Pudge: A 17-lb. Heavyweight

Sadie was one-and-a-half when we adopted her from a local pet rescue. At the time, she weighed the exact same as our well-fed cat; a solid twelve pounds. She was as quiet as a church mouse, never barked and loved going for long walks in the park. That was three-years, six-months and four-days ago.
But lately, we've noticed a shift in her motivation, and anything that might normally have summoned a desire to get off the couch is now being met with a series of stretches and lethargic maneuvers. What used to spark an eager and playful curiosity seems to be just another unwelcome interference to what she likes to call an afternoon nap–no matter what time of day or night it may be. And that delightful invitation we send her throughout the day is now beingreturned to sender, by means of no response...

"Come on, Sadie... Wanna go outside?!"

The husband seems to think that she's just suffering from seasonal depression after piling on an abnormal amount of winter weight. And as she waddles to the door each morning, fiercely shaking off at least two of her forty odd winks, it becomes quite clear that a brisk ten minute walk is going to take a whole lot longer–but that's only if he can get her out the door.
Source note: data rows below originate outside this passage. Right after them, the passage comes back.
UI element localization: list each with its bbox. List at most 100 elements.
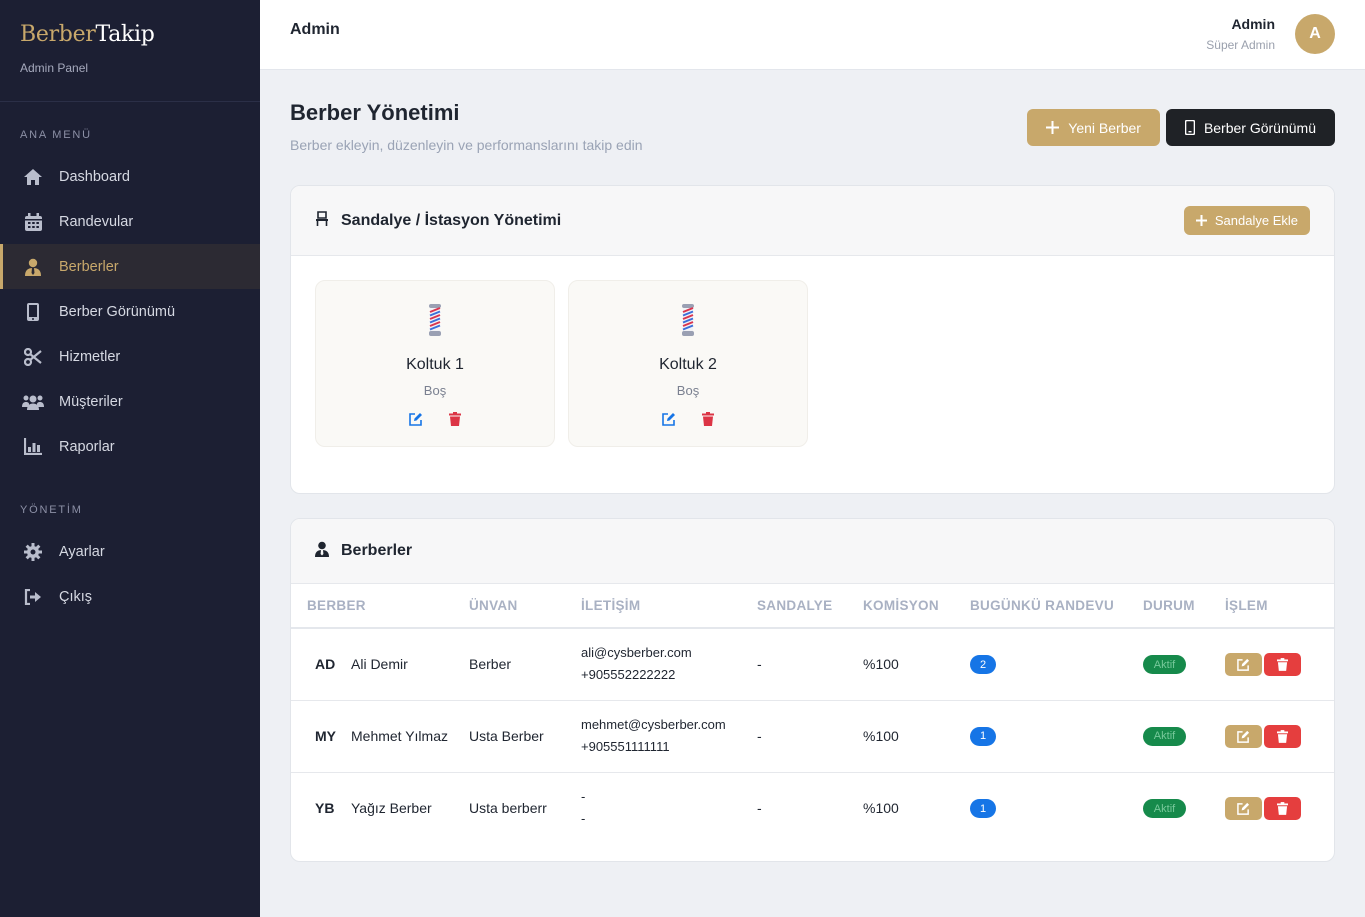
barbers-card-header: Berberler [291, 519, 1334, 584]
brand: BerberTakip Admin Panel [0, 0, 260, 102]
table-row[interactable]: AD Ali Demir Berber ali@cysberber.com +905… [291, 628, 1334, 701]
delete-button[interactable] [1264, 652, 1301, 676]
sidebar-item-label: Hizmetler [59, 348, 121, 365]
users-icon [22, 391, 44, 413]
admin-menu: Ayarlar Çıkış [0, 529, 260, 619]
gear-icon [22, 541, 44, 563]
plus-icon [1046, 121, 1060, 134]
barber-contact: -- [581, 772, 757, 844]
sidebar-item-hizmetler[interactable]: Hizmetler [0, 334, 260, 379]
column-header[interactable]: BUGÜNKÜ RANDEVU [970, 584, 1143, 629]
delete-button[interactable] [1264, 724, 1301, 748]
barber-pole-icon [425, 303, 445, 342]
barber-phone: - [581, 811, 586, 827]
new-barber-button[interactable]: Yeni Berber [1027, 109, 1160, 146]
trash-icon[interactable] [702, 412, 714, 431]
brand-logo[interactable]: BerberTakip [20, 22, 240, 47]
barber-initials: MY [315, 728, 336, 744]
trash-icon [1277, 801, 1288, 815]
sidebar-item-musteriler[interactable]: Müşteriler [0, 379, 260, 424]
chair-list: Koltuk 1 Boş Koltuk 2 Boş [291, 256, 1334, 471]
edit-button[interactable] [1225, 652, 1262, 676]
sidebar-item-label: Raporlar [59, 438, 115, 455]
today-appointments-badge: 2 [970, 655, 996, 674]
sidebar-item-randevular[interactable]: Randevular [0, 199, 260, 244]
avatar[interactable]: A [1295, 14, 1335, 54]
main-menu: Dashboard Randevular Berberler Berber Gö… [0, 154, 260, 469]
edit-icon[interactable] [409, 412, 423, 431]
sidebar-item-berber-gorunumu[interactable]: Berber Görünümü [0, 289, 260, 334]
user-name: Admin [1231, 16, 1275, 32]
user-tie-icon [22, 256, 44, 278]
edit-icon [1237, 730, 1250, 743]
section-title-admin: YÖNETİM [20, 504, 83, 516]
calendar-icon [22, 211, 44, 233]
sidebar-item-label: Berber Görünümü [59, 303, 176, 320]
column-header[interactable]: İLETİŞİM [581, 584, 757, 629]
column-header[interactable]: DURUM [1143, 584, 1225, 629]
barber-title: Usta berberr [469, 800, 547, 817]
barber-phone: +905552222222 [581, 667, 676, 683]
barber-initials: AD [315, 656, 336, 673]
table-row[interactable]: MY Mehmet Yılmaz Usta Berber mehmet@cysbe… [291, 700, 1334, 773]
chair-status: Boş [423, 383, 447, 398]
edit-button[interactable] [1225, 796, 1262, 820]
topbar: Admin Admin Süper Admin A [260, 0, 1365, 70]
sidebar-item-cikis[interactable]: Çıkış [0, 574, 260, 619]
sidebar-item-berberler[interactable]: Berberler [0, 244, 260, 289]
mobile-icon [22, 301, 44, 323]
add-chair-button[interactable]: Sandalye Ekle [1183, 206, 1310, 235]
barber-name: Ali Demir [351, 656, 408, 673]
chair-icon [315, 210, 329, 231]
barbers-card-title: Berberler [341, 542, 413, 559]
chairs-card-title: Sandalye / İstasyon Yönetimi [341, 211, 562, 229]
barber-commission: %100 [863, 800, 899, 817]
user-role: Süper Admin [1206, 38, 1275, 52]
sidebar-item-raporlar[interactable]: Raporlar [0, 424, 260, 469]
barber-email: - [581, 789, 586, 805]
status-badge: Aktif [1143, 726, 1186, 746]
home-icon [22, 166, 44, 188]
chair-name: Koltuk 2 [659, 356, 717, 373]
sidebar: BerberTakip Admin Panel ANA MENÜ Dashboa… [0, 0, 260, 917]
table-row[interactable]: YB Yağız Berber Usta berberr -- - %100 1 … [291, 772, 1334, 844]
edit-icon[interactable] [662, 412, 676, 431]
barber-title: Usta Berber [469, 700, 581, 773]
scissors-icon [22, 346, 44, 368]
barber-title: Berber [469, 628, 581, 701]
edit-button[interactable] [1225, 724, 1262, 748]
logout-icon [22, 586, 44, 608]
chair-status: Boş [676, 383, 700, 398]
chair-name: Koltuk 1 [406, 356, 464, 373]
barbers-card: Berberler BERBER ÜNVAN İLETİŞİM SANDALYE… [290, 518, 1335, 862]
column-header[interactable]: KOMİSYON [863, 584, 970, 629]
barbers-table: BERBER ÜNVAN İLETİŞİM SANDALYE KOMİSYON … [291, 584, 1334, 844]
edit-icon [1237, 802, 1250, 815]
sidebar-item-ayarlar[interactable]: Ayarlar [0, 529, 260, 574]
barber-commission: %100 [863, 628, 970, 701]
user-tie-icon [315, 541, 329, 562]
delete-button[interactable] [1264, 796, 1301, 820]
sidebar-item-label: Dashboard [59, 168, 130, 185]
section-title-main: ANA MENÜ [20, 129, 92, 141]
today-appointments-badge: 1 [970, 726, 996, 746]
chairs-card-header: Sandalye / İstasyon Yönetimi Sandalye Ek… [291, 186, 1334, 256]
barber-email: mehmet@cysberber.com [581, 717, 726, 732]
header-actions: Yeni Berber Berber Görünümü [1027, 109, 1335, 146]
plus-icon [1195, 215, 1207, 226]
user-menu[interactable]: Admin Süper Admin A [1206, 14, 1335, 54]
page-subtitle: Berber ekleyin, düzenleyin ve performans… [290, 137, 643, 153]
trash-icon[interactable] [449, 412, 461, 431]
barber-view-button[interactable]: Berber Görünümü [1165, 109, 1335, 146]
column-header[interactable]: ÜNVAN [469, 584, 581, 629]
barber-chair: - [757, 800, 762, 817]
barber-chair: - [757, 628, 863, 701]
edit-icon [1237, 658, 1250, 671]
barber-pole-icon [678, 303, 698, 342]
sidebar-item-dashboard[interactable]: Dashboard [0, 154, 260, 199]
column-header[interactable]: SANDALYE [757, 584, 863, 629]
column-header[interactable]: İŞLEM [1225, 584, 1334, 629]
column-header[interactable]: BERBER [291, 584, 469, 629]
trash-icon [1277, 729, 1288, 743]
sidebar-item-label: Müşteriler [59, 393, 123, 410]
Saturday was bath day for Sadie; but when I tried to get her collar back on, it didn't fit. "How the hell could she even breathe with this thing on?" I wondered as I proceeded to loosen the strap another half-inch, but it wouldn't go on. "Sadie!" I laughed, "What have you been EATING?" I wrestled with her collar for a good five minutes before settling on a length that both allowed her to breathe and afforded me another two weeks without having to buy her a new one. Then I grabbed her leash and headed out the door. 

As we slowly made our way up the tiny hill near our house, I noticed that only one of us seemed to be moving. "Come ON!" I shouted, while tugging at her leash, "Let's GO!" But she was too busy sniffing the ground, looking for pecans that keep falling out of our tree. "Get that out of your mouth!" I demanded and continued to pull her uphill.

<<Crunch, crunch, crunch>>

By the time we got to the end of our street, she was ready to go home. And if it would have been up to my daughter, that's exactly what we would have done. "You guys are pathetic!" I laughed,"One just wants to watch TV, the other just wants to EAT it!" We continued to giggle at the sight of our pudgy little friend as she fought her way back to the house; and promised to get her back on a routine now that spring is in the air. But I have a strong feeling that our mandatory track meets are going to be met with much resistance and very little enthusiasm. 

I was thinking about making a Milk-Bone necklace so she'd chase me, but I'm scared of an attack.